Maison anticyclonique



Une construction anticyclonique permet de réduire les effets directs et indirects d’un cyclone et d’améliorer la résistance générale du bâtiment.


Le dimensionnement des fondations, l’indéformabilité de la construction et la résistance des chainages, de la couverture et des menuiseries permettent d’assurer la tenue de la construction.
Il ne s’agit pas de garantir la résistance totale d’un bâtiment contre tout phénomène cyclonique mais d’améliorer sa résistance générale de façon à ce que la vie des occupants ne soit pas menacée.
Tout commence avec le choix d’implantation du terrain en veillant à éviter les effets de site (bords de mer, forte exposition aux vents, etc.)
Le plan de prévention des risques (PPR) vous informe utilement sur les risques d’inondation et de glissement de terrain.

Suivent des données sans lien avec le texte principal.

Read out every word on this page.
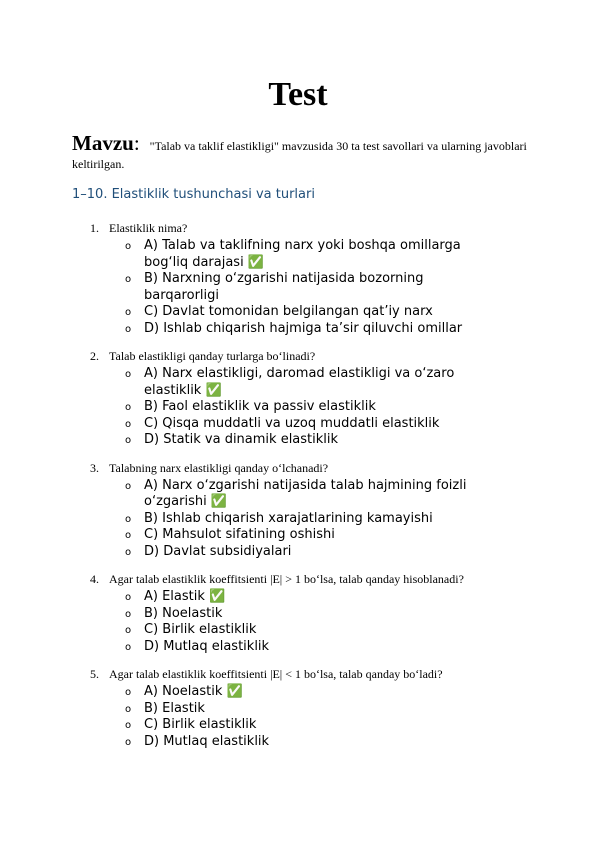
Test
Mavzu: "Talab va taklif elastikligi" mavzusida 30 ta test savollari va ularning javoblari keltirilgan.
1–10. Elastiklik tushunchasi va turlari
1. Elastiklik nima?
o A) Talab va taklifning narx yoki boshqa omillarga bog‘liq darajasi ✅
o B) Narxning o‘zgarishi natijasida bozorning barqarorligi
o C) Davlat tomonidan belgilangan qat’iy narx
o D) Ishlab chiqarish hajmiga ta’sir qiluvchi omillar
2. Talab elastikligi qanday turlarga bo‘linadi?
o A) Narx elastikligi, daromad elastikligi va o‘zaro elastiklik ✅
o B) Faol elastiklik va passiv elastiklik
o C) Qisqa muddatli va uzoq muddatli elastiklik
o D) Statik va dinamik elastiklik
3. Talabning narx elastikligi qanday o‘lchanadi?
o A) Narx o‘zgarishi natijasida talab hajmining foizli o‘zgarishi ✅
o B) Ishlab chiqarish xarajatlarining kamayishi
o C) Mahsulot sifatining oshishi
o D) Davlat subsidiyalari
4. Agar talab elastiklik koeffitsienti |E| > 1 bo‘lsa, talab qanday hisoblanadi?
o A) Elastik ✅
o B) Noelastik
o C) Birlik elastiklik
o D) Mutlaq elastiklik
5. Agar talab elastiklik koeffitsienti |E| < 1 bo‘lsa, talab qanday bo‘ladi?
o A) Noelastik ✅
o B) Elastik
o C) Birlik elastiklik
o D) Mutlaq elastiklik
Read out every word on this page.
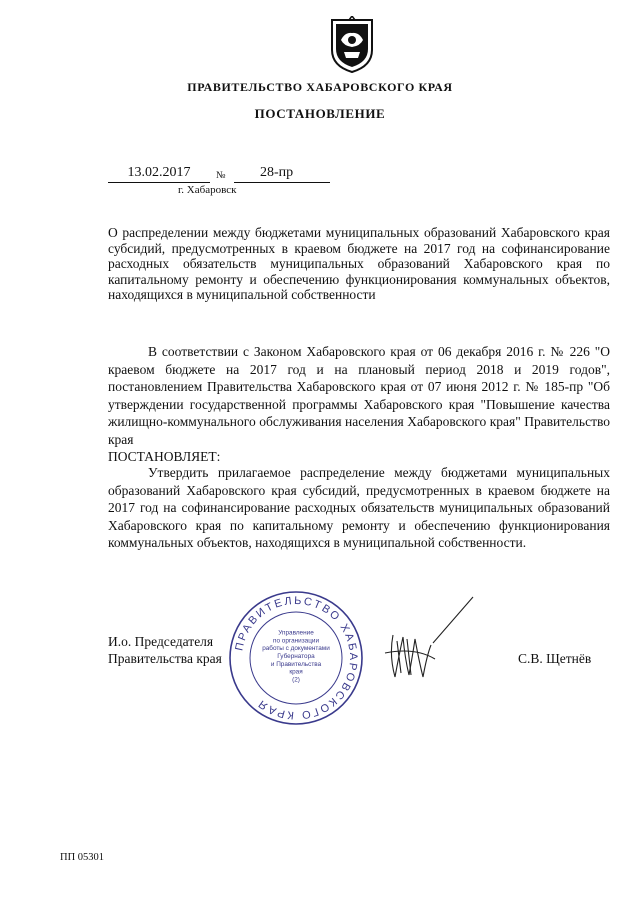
ПРАВИТЕЛЬСТВО ХАБАРОВСКОГО КРАЯ
ПОСТАНОВЛЕНИЕ
13.02.2017	№	28-пр
г. Хабаровск
О распределении между бюджетами муниципальных образований Хабаровского края субсидий, предусмотренных в краевом бюджете на 2017 год на софинансирование расходных обязательств муниципальных образований Хабаровского края по капитальному ремонту и обеспечению функционирования коммунальных объектов, находящихся в муниципальной собственности
В соответствии с Законом Хабаровского края от 06 декабря 2016 г. № 226 "О краевом бюджете на 2017 год и на плановый период 2018 и 2019 годов", постановлением Правительства Хабаровского края от 07 июня 2012 г. № 185-пр "Об утверждении государственной программы Хабаровского края "Повышение качества жилищно-коммунального обслуживания населения Хабаровского края" Правительство края
ПОСТАНОВЛЯЕТ:
Утвердить прилагаемое распределение между бюджетами муниципальных образований Хабаровского края субсидий, предусмотренных в краевом бюджете на 2017 год на софинансирование расходных обязательств муниципальных образований Хабаровского края по капитальному ремонту и обеспечению функционирования коммунальных объектов, находящихся в муниципальной собственности.
И.о. Председателя
Правительства края	С.В. Щетнёв
ПРАВИТЕЛЬСТВО ХАБАРОВСКОГО КРАЯ
Управление
по организации
работы с документами
Губернатора
и Правительства
края
(2)
ПП 05301
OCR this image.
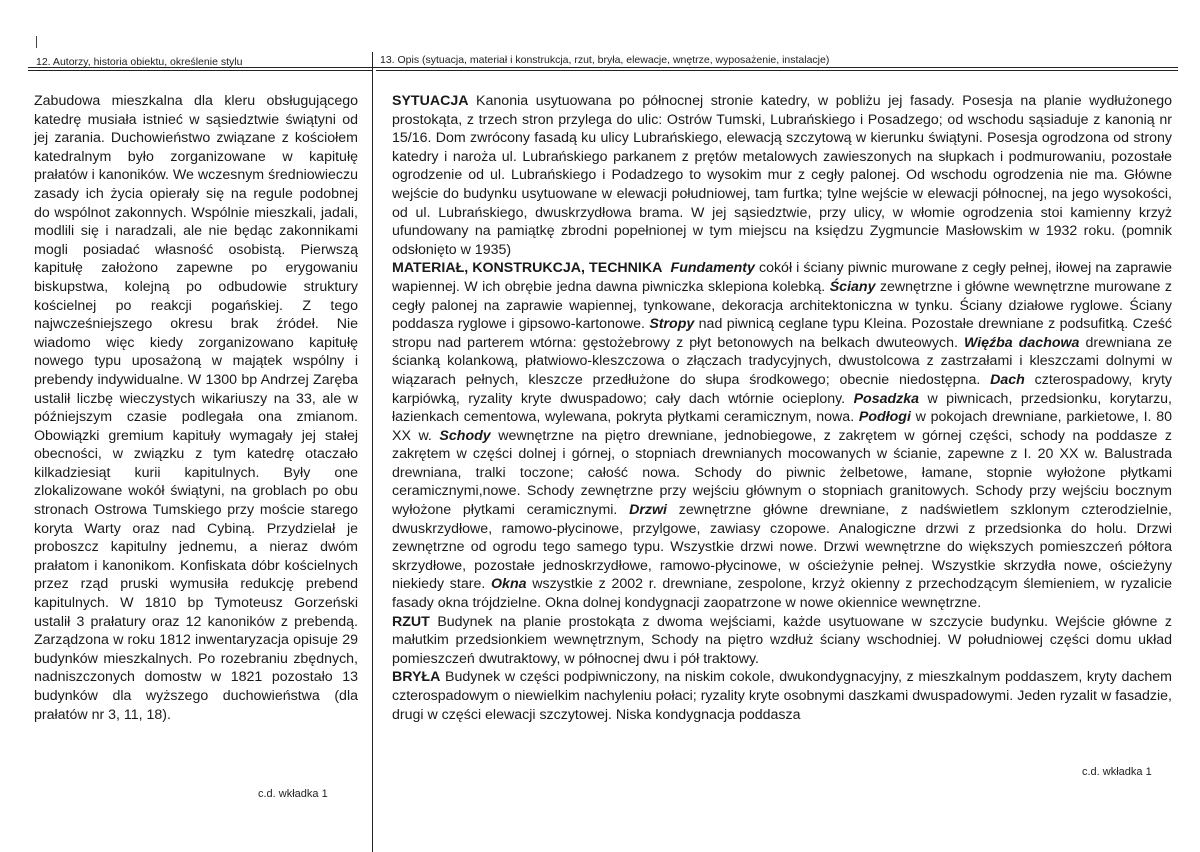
12. Autorzy, historia obiektu, określenie stylu	13. Opis (sytuacja, materiał i konstrukcja, rzut, bryła, elewacje, wnętrze, wyposażenie, instalacje)

Zabudowa mieszkalna dla kleru obsługującego katedrę musiała istnieć w sąsiedztwie świątyni od jej zarania. Duchowieństwo związane z kościołem katedralnym było zorganizowane w kapitułę prałatów i kanoników. We wczesnym średniowieczu zasady ich życia opierały się na regule podobnej do wspólnot zakonnych. Wspólnie mieszkali, jadali, modlili się i naradzali, ale nie będąc zakonnikami mogli posiadać własność osobistą. Pierwszą kapitułę założono zapewne po erygowaniu biskupstwa, kolejną po odbudowie struktury kościelnej po reakcji pogańskiej. Z tego najwcześniejszego okresu brak źródeł. Nie wiadomo więc kiedy zorganizowano kapitułę nowego typu uposażoną w majątek wspólny i prebendy indywidualne. W 1300 bp Andrzej Zaręba ustalił liczbę wieczystych wikariuszy na 33, ale w późniejszym czasie podlegała ona zmianom. Obowiązki gremium kapituły wymagały jej stałej obecności, w związku z tym katedrę otaczało kilkadziesiąt kurii kapitulnych. Były one zlokalizowane wokół świątyni, na groblach po obu stronach Ostrowa Tumskiego przy moście starego koryta Warty oraz nad Cybiną. Przydzielał je proboszcz kapitulny jednemu, a nieraz dwóm prałatom i kanonikom. Konfiskata dóbr kościelnych przez rząd pruski wymusiła redukcję prebend kapitulnych. W 1810 bp Tymoteusz Gorzeński ustalił 3 prałatury oraz 12 kanoników z prebendą. Zarządzona w roku 1812 inwentaryzacja opisuje 29 budynków mieszkalnych. Po rozebraniu zbędnych, nadniszczonych domostw w 1821 pozostało 13 budynków dla wyższego duchowieństwa (dla prałatów nr 3, 11, 18).

c.d. wkładka 1

SYTUACJA Kanonia usytuowana po północnej stronie katedry, w pobliżu jej fasady. Posesja na planie wydłużonego prostokąta, z trzech stron przylega do ulic: Ostrów Tumski, Lubrańskiego i Posadzego; od wschodu sąsiaduje z kanonią nr 15/16. Dom zwrócony fasadą ku ulicy Lubrańskiego, elewacją szczytową w kierunku świątyni. Posesja ogrodzona od strony katedry i naroża ul. Lubrańskiego parkanem z prętów metalowych zawieszonych na słupkach i podmurowaniu, pozostałe ogrodzenie od ul. Lubrańskiego i Podadzego to wysokim mur z cegły palonej. Od wschodu ogrodzenia nie ma. Główne wejście do budynku usytuowane w elewacji południowej, tam furtka; tylne wejście w elewacji północnej, na jego wysokości, od ul. Lubrańskiego, dwuskrzydłowa brama. W jej sąsiedztwie, przy ulicy, w włomie ogrodzenia stoi kamienny krzyż ufundowany na pamiątkę zbrodni popełnionej w tym miejscu na księdzu Zygmuncie Masłowskim w 1932 roku. (pomnik odsłonięto w 1935)

MATERIAŁ, KONSTRUKCJA, TECHNIKA Fundamenty cokół i ściany piwnic murowane z cegły pełnej, iłowej na zaprawie wapiennej. W ich obrębie jedna dawna piwniczka sklepiona kolebką. Ściany zewnętrzne i główne wewnętrzne murowane z cegły palonej na zaprawie wapiennej, tynkowane, dekoracja architektoniczna w tynku. Ściany działowe ryglowe. Ściany poddasza ryglowe i gipsowo-kartonowe. Stropy nad piwnicą ceglane typu Kleina. Pozostałe drewniane z podsufitką. Cześć stropu nad parterem wtórna: gęstożebrowy z płyt betonowych na belkach dwuteowych. Więźba dachowa drewniana ze ścianką kolankową, płatwiowo-kleszczowa o złączach tradycyjnych, dwustolcowa z zastrzałami i kleszczami dolnymi w wiązarach pełnych, kleszcze przedłużone do słupa środkowego; obecnie niedostępna. Dach czterospadowy, kryty karpiówką, ryzality kryte dwuspadowo; cały dach wtórnie ocieplony. Posadzka w piwnicach, przedsionku, korytarzu, łazienkach cementowa, wylewana, pokryta płytkami ceramicznym, nowa. Podłogi w pokojach drewniane, parkietowe, I. 80 XX w. Schody wewnętrzne na piętro drewniane, jednobiegowe, z zakrętem w górnej części, schody na poddasze z zakrętem w części dolnej i górnej, o stopniach drewnianych mocowanych w ścianie, zapewne z I. 20 XX w. Balustrada drewniana, tralki toczone; całość nowa. Schody do piwnic żelbetowe, łamane, stopnie wyłożone płytkami ceramicznymi,nowe. Schody zewnętrzne przy wejściu głównym o stopniach granitowych. Schody przy wejściu bocznym wyłożone płytkami ceramicznymi. Drzwi zewnętrzne główne drewniane, z nadświetlem szklonym czterodzielnie, dwuskrzydłowe, ramowo-płycinowe, przylgowe, zawiasy czopowe. Analogiczne drzwi z przedsionka do holu. Drzwi zewnętrzne od ogrodu tego samego typu. Wszystkie drzwi nowe. Drzwi wewnętrzne do większych pomieszczeń półtora skrzydłowe, pozostałe jednoskrzydłowe, ramowo-płycinowe, w ościeżynie pełnej. Wszystkie skrzydła nowe, ościeżyny niekiedy stare. Okna wszystkie z 2002 r. drewniane, zespolone, krzyż okienny z przechodzącym ślemieniem, w ryzalicie fasady okna trójdzielne. Okna dolnej kondygnacji zaopatrzone w nowe okiennice wewnętrzne.

RZUT Budynek na planie prostokąta z dwoma wejściami, każde usytuowane w szczycie budynku. Wejście główne z małutkim przedsionkiem wewnętrznym, Schody na piętro wzdłuż ściany wschodniej. W południowej części domu układ pomieszczeń dwutraktowy, w północnej dwu i pół traktowy.

BRYŁA Budynek w części podpiwniczony, na niskim cokole, dwukondygnacyjny, z mieszkalnym poddaszem, kryty dachem czterospadowym o niewielkim nachyleniu połaci; ryzality kryte osobnymi daszkami dwuspadowymi. Jeden ryzalit w fasadzie, drugi w części elewacji szczytowej. Niska kondygnacja poddasza

c.d. wkładka 1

Réduire les effets « prise au vent »
Pour lutter contre l’effet de la prise au vent, les débords de toiture sont réduits. Au-delà d’une trentaine de centimètres, des techniques particulières sont nécessaires pour renforcer le débord et limiter le risque de soulèvement du toit.
Pour réaliser une terrasse couverte, une conception adaptée est indispensable. La toiture de la terrasse doit être indépendante de celles de la toiture de sorte que si elle est emportée, cela n’affecte pas la toiture principale. La pente du toit est l’élément principal de défense des structures de la maison contre les forces de soulèvement et d’arrachement des toitures en cas de vent fort. Un toit à quatre pans, avec une inclinaison de 30 °, est recommandé.
La tôle ondulée doit être fixée à l’aide de vis et non pas de clous. Le recouvrement doit être suffisant, l’ancrage des tôles toutes les trois ondes, et la fixation des tôles aux extrémités du toit sur les planches ou sur le béton des murs porteurs, par des vis tous les 50 cm.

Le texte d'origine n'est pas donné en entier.